Mecklenburg-Vorpommerns Innenminister Lorenz Caffier (CDU) hat zurückhaltend auf das Urteil des Bremer Oberverwaltungsgerichts zur Beteiligung der Deutschen Fußball Liga an Einsatzkosten der Polizei reagiert. Eine solche Beteiligung wirke der Gewalt im Fußball und der damit einhergehenden hohen Belastung der Polizei durch Fußballspiele nicht entgegen, sagte Caffier am Mittwoch in Schwerin.
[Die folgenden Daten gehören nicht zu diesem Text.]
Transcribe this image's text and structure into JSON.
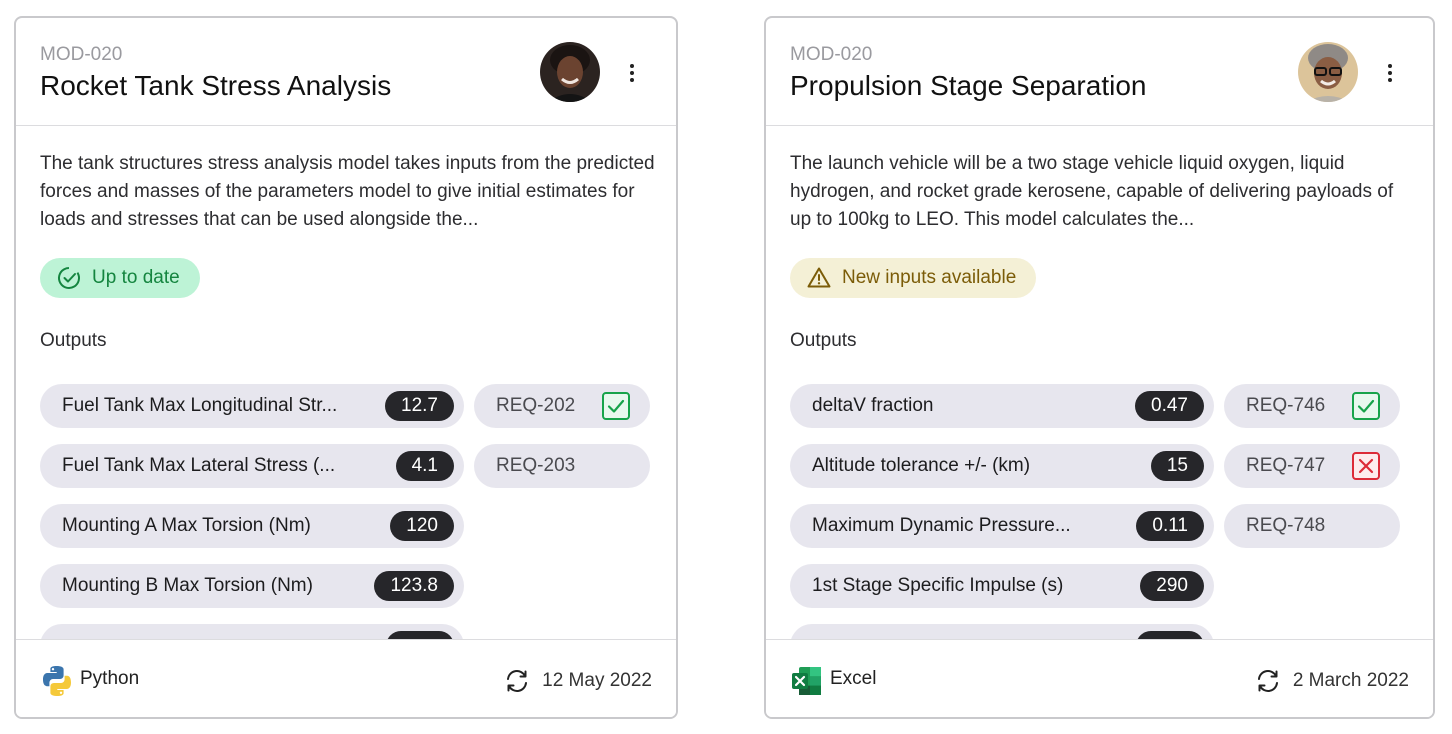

Sicherheit ist Aufgabe des Staates

„Ich habe immer betont, dass nach dem Gleichheitsgrundsatz eine solche Regelung jeden Verein und jede Sportveranstaltung im Land, ob beim Fußball, Radrennen oder Marathon, treffen würde, bei der die Polizei zum Einsatz kommt”, so Caffier. Das könne nicht das Ergebnis und erst recht nicht Ziel sein. Das Ministerium werde den weiteren Verlauf genau verfolgen. Ziel sollte ein einheitliches Vorgehen aller Länder sein, so Caffier.

DFL kündigt Revision an

Die Deutsche Fußball Liga (DFL) hat angekündigt, gegen das Bremer Urteil Revision einzulegen. „Der Fußball ist nicht Verursacher von Gewalt, und eine bloße Umverteilung von Kosten führt nicht zur notwendigen Reduzierung der Polizeieinsätze. Es ist für uns weiterhin nicht nachvollziehbar, dass der Fußball für die Gewährleistung der öffentlichen Sicherheit, die eine Kernaufgabe des Staates ist und der Allgemeinheit zugutekommt, verantwortlich sein soll“, sagte DFL-Präsident Reinhard Rauball.

Ein Polizeieinsatz im April 2015 bei der Partie SV Werder Bremen gegen Hamburger SV wurde mit einem Gebührenbescheid in Höhe von 425.718 Euro in rechnung gestellt. In einer mündlichen Verhandlung vom 1. Februar 2018 wurde dieser Bescheid auf 415.000 Euro reduziert.